Welche Rolle spielt Stress beim Leinenziehen?
Stress äußert sich paradox: Manche Hunde ziehen weg von der Stressquelle (Fluchtverhalten), andere ziehen verstärkt darauf zu (Konfrontationsstrategie). Ein Hund der andere Hunde als bedrohlich empfindet, kann sowohl wegziehen als auch hinziehen – je nachdem welche Copingstrategie er entwickelt hat.
Chronischer Stress durch falsche Trainingsmethoden verschärft das Problem zusätzlich.

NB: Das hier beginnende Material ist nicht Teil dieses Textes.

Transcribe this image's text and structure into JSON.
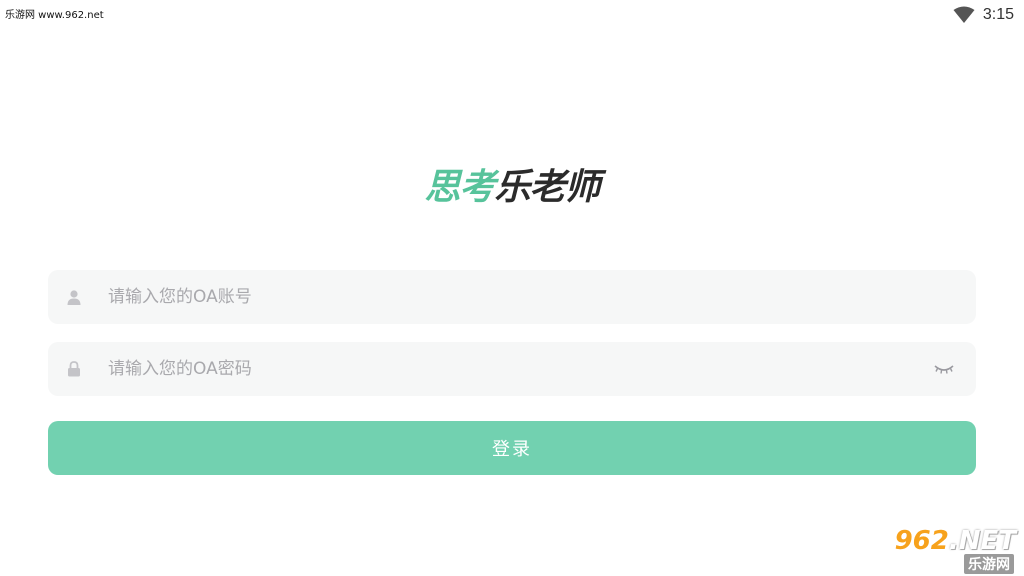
{
  "status_bar": {
    "source_tag": "乐游网 www.962.net",
    "time": "3:15",
    "icons": [
      "wifi-icon"
    ]
  },
  "logo": {
    "part1": "思考",
    "part2": "乐老师"
  },
  "form": {
    "account_placeholder": "请输入您的OA账号",
    "account_value": "",
    "password_placeholder": "请输入您的OA密码",
    "password_value": "",
    "account_icon": "user-icon",
    "password_icon": "lock-icon",
    "toggle_icon": "eye-closed-icon"
  },
  "login_button": {
    "label": "登录"
  },
  "watermark": {
    "brand_number": "962",
    "brand_suffix": ".NET",
    "brand_sub": "乐游网"
  },
  "colors": {
    "accent": "#72d1b0",
    "logo_green": "#57c39b",
    "logo_dark": "#2b2b2b",
    "field_bg": "#f6f7f7",
    "placeholder": "#a9a9ad"
  }
}
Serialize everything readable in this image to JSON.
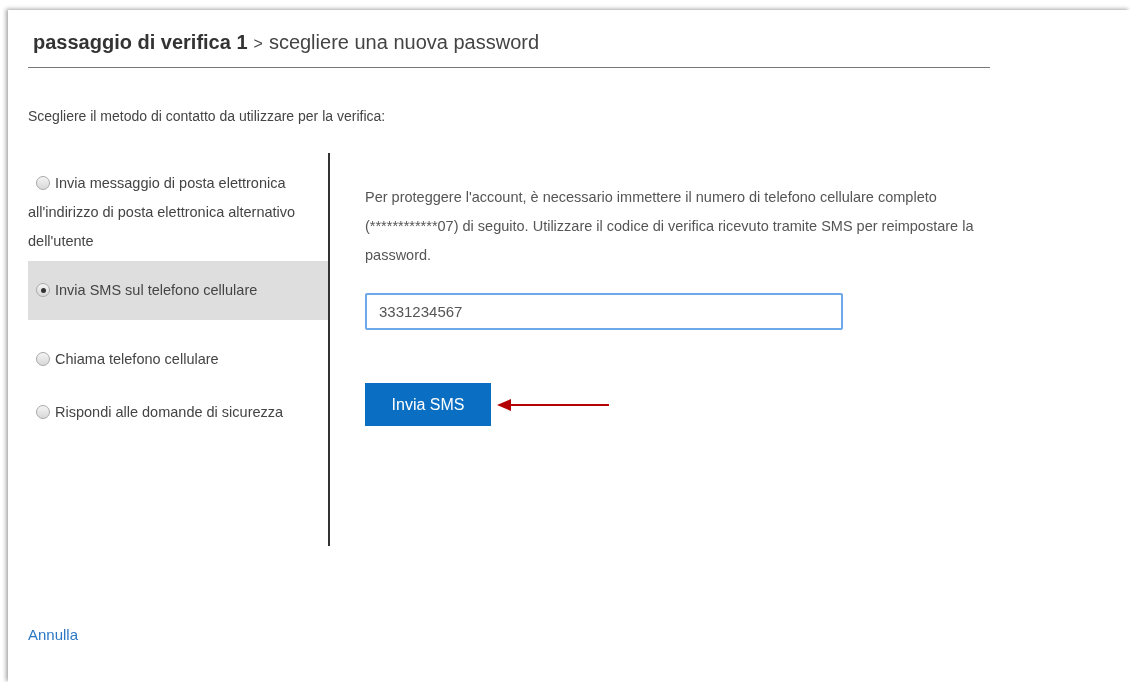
{
  "title": {
    "step": "passaggio di verifica 1",
    "separator": ">",
    "current": "scegliere una nuova password"
  },
  "instruction": "Scegliere il metodo di contatto da utilizzare per la verifica:",
  "methods": [
    {
      "label": "Invia messaggio di posta elettronica all'indirizzo di posta elettronica alternativo dell'utente",
      "selected": false
    },
    {
      "label": "Invia SMS sul telefono cellulare",
      "selected": true
    },
    {
      "label": "Chiama telefono cellulare",
      "selected": false
    },
    {
      "label": "Rispondi alle domande di sicurezza",
      "selected": false
    }
  ],
  "description": "Per proteggere l'account, è necessario immettere il numero di telefono cellulare completo (************07) di seguito. Utilizzare il codice di verifica ricevuto tramite SMS per reimpostare la password.",
  "phone_field": {
    "value": "3331234567"
  },
  "send_button": "Invia SMS",
  "cancel_link": "Annulla"
}
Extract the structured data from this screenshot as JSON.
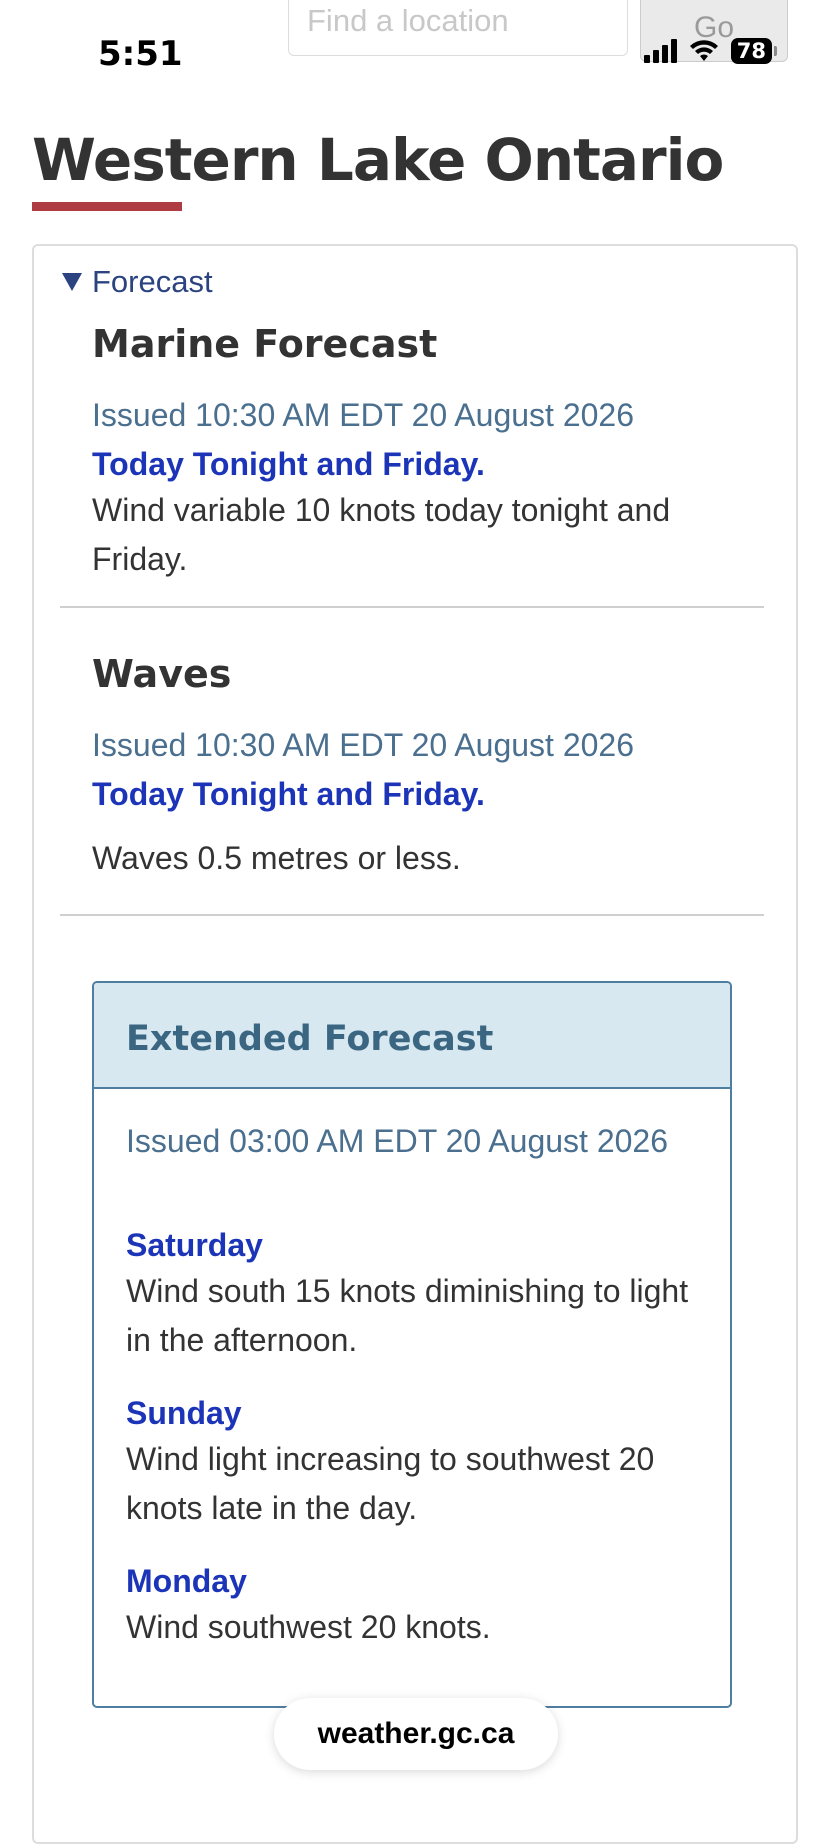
{
  "status_bar": {
    "time": "5:51",
    "battery": "78"
  },
  "search": {
    "placeholder": "Find a location",
    "go_label": "Go"
  },
  "page": {
    "title": "Western Lake Ontario"
  },
  "forecast": {
    "summary_label": "Forecast",
    "marine": {
      "heading": "Marine Forecast",
      "issued": "Issued 10:30 AM EDT 20 August 2026",
      "period": "Today Tonight and Friday.",
      "text": "Wind variable 10 knots today tonight and Friday."
    },
    "waves": {
      "heading": "Waves",
      "issued": "Issued 10:30 AM EDT 20 August 2026",
      "period": "Today Tonight and Friday.",
      "text": "Waves 0.5 metres or less."
    },
    "extended": {
      "heading": "Extended Forecast",
      "issued": "Issued 03:00 AM EDT 20 August 2026",
      "days": [
        {
          "day": "Saturday",
          "text": "Wind south 15 knots diminishing to light in the afternoon."
        },
        {
          "day": "Sunday",
          "text": "Wind light increasing to southwest 20 knots late in the day."
        },
        {
          "day": "Monday",
          "text": "Wind southwest 20 knots."
        }
      ]
    }
  },
  "footer": {
    "domain": "weather.gc.ca"
  },
  "colors": {
    "accent_red": "#af3c43",
    "link_blue": "#1c35b8",
    "issued_gray_blue": "#4a6f8f",
    "ext_header_bg": "#d7e8f1"
  }
}
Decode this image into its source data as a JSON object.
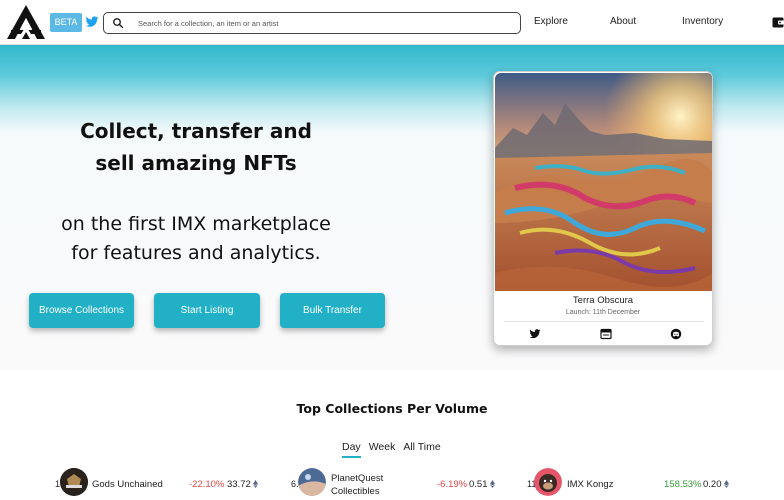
{
  "header": {
    "beta_label": "BETA",
    "search_placeholder": "Search for a collection, an item or an artist",
    "nav": {
      "explore": "Explore",
      "about": "About",
      "inventory": "Inventory"
    },
    "icons": {
      "logo": "arc-logo",
      "twitter": "twitter-icon",
      "search": "search-icon",
      "wallet": "wallet-icon"
    },
    "colors": {
      "beta_bg": "#5cb8e4",
      "twitter": "#1da1f2"
    }
  },
  "hero": {
    "title_line1": "Collect, transfer and",
    "title_line2": "sell amazing NFTs",
    "subtitle_line1": "on the first IMX marketplace",
    "subtitle_line2": "for features and analytics.",
    "buttons": {
      "browse": "Browse Collections",
      "start": "Start Listing",
      "bulk": "Bulk Transfer"
    },
    "accent_color": "#21b0c5"
  },
  "featured": {
    "title": "Terra Obscura",
    "launch": "Launch: 11th December",
    "icons": [
      "twitter-icon",
      "website-icon",
      "discord-icon"
    ]
  },
  "top_collections": {
    "title": "Top Collections Per Volume",
    "tabs": [
      "Day",
      "Week",
      "All Time"
    ],
    "active_tab": "Day",
    "rows": [
      {
        "rank": "1.",
        "name": "Gods Unchained",
        "change": "-22.10%",
        "volume": "33.72"
      },
      {
        "rank": "6.",
        "name_line1": "PlanetQuest",
        "name_line2": "Collectibles",
        "change": "-6.19%",
        "volume": "0.51"
      },
      {
        "rank": "11.",
        "name": "IMX Kongz",
        "change": "158.53%",
        "volume": "0.20"
      }
    ]
  }
}
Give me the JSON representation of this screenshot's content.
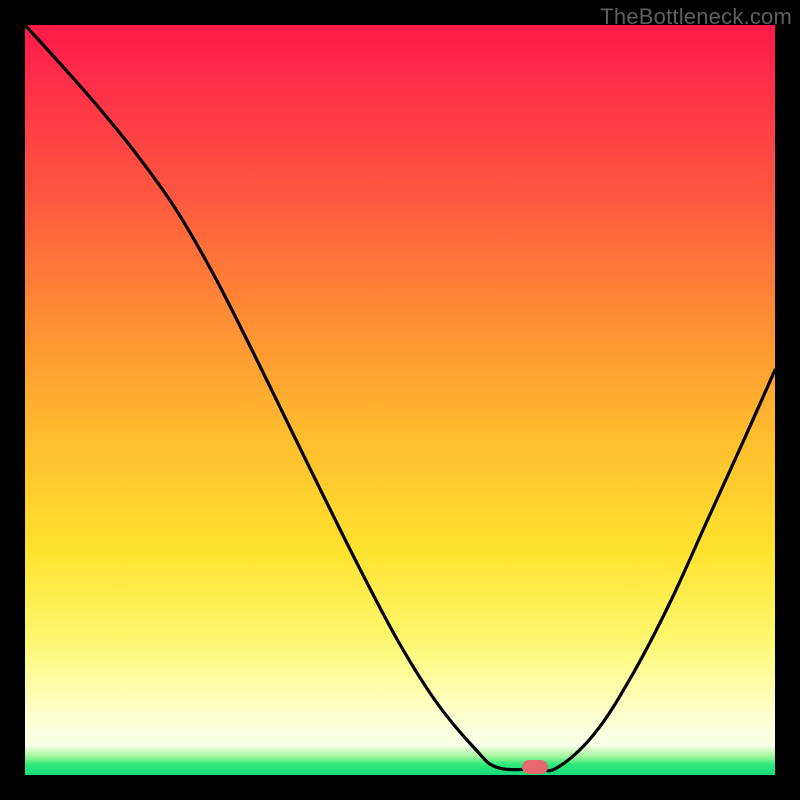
{
  "watermark": "TheBottleneck.com",
  "plot": {
    "inner_width": 750,
    "inner_height": 750,
    "margin": 25
  },
  "marker": {
    "x_frac": 0.68,
    "y_frac": 0.989,
    "color": "#e46a6f"
  },
  "chart_data": {
    "type": "line",
    "title": "",
    "xlabel": "",
    "ylabel": "",
    "xlim": [
      0,
      1
    ],
    "ylim": [
      0,
      1
    ],
    "note": "Axes are unlabeled; values are normalized 0..1 where y is measured from the top (0) to bottom (1) of the plot area, matching the rendered curve. The curve has an asymmetric V shape reaching its minimum (y≈0.99) near x≈0.63–0.71.",
    "series": [
      {
        "name": "bottleneck-curve",
        "x": [
          0.0,
          0.05,
          0.1,
          0.15,
          0.2,
          0.25,
          0.3,
          0.35,
          0.4,
          0.45,
          0.5,
          0.55,
          0.6,
          0.63,
          0.68,
          0.71,
          0.76,
          0.81,
          0.86,
          0.91,
          0.96,
          1.0
        ],
        "y_top": [
          0.0,
          0.055,
          0.112,
          0.174,
          0.244,
          0.33,
          0.428,
          0.53,
          0.632,
          0.732,
          0.826,
          0.905,
          0.965,
          0.99,
          0.992,
          0.99,
          0.944,
          0.866,
          0.77,
          0.66,
          0.55,
          0.46
        ]
      }
    ]
  }
}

Ein Hund der beim Spaziergang konstant Druck durch Würgehalsband oder Leinenrucke erlebt, steht permanent unter Anspannung. Das macht entspannte Leinenführigkeit nahezu unmöglich.
Macht ein Geschirr das Ziehen schlimmer?
Ein Mythos der sich hartnäckig hält. Tatsächlich ist die Kraftübertragung bei einem gut sitzenden Brustgeschirr für den Hund angenehmer, was ihm ermöglicht entspannter zu laufen. Ein Halsband konzentriert den Druck auf Kehlkopf und Halswirbelsäule – das erzeugt zusätzlichen Stress.
Entscheidend ist nicht das Hilfsmittel, sondern das Training dahinter. Ein Hund der gelernt hat durch Ziehen ans Ziel zu kommen, macht das mit jedem Equipment. Das Geschirr ermöglicht aber schmerzfreies Training der Leinenführigkeit.
Wann wird Leinenziehen zu einem ernsten Problem?
Problematisch wird es wenn der Hund so stark zieht dass Spaziergänge für den Halter zur körperlichen Belastung werden, oder wenn Sicherheitsrisiken entstehen – etwa beim Überqueren von Straßen.
Auch wenn der Hund durch permanenten Widerstand an der Leine Verhaltensstörungen entwickelt (Hypervigilanz, Leinenaggression), ist professionelle Unterstützung nötig. Spätestens wenn normale Trainingsansätze nach 4-6 Wochen konsequenter Anwendung keine Besserung zeigen.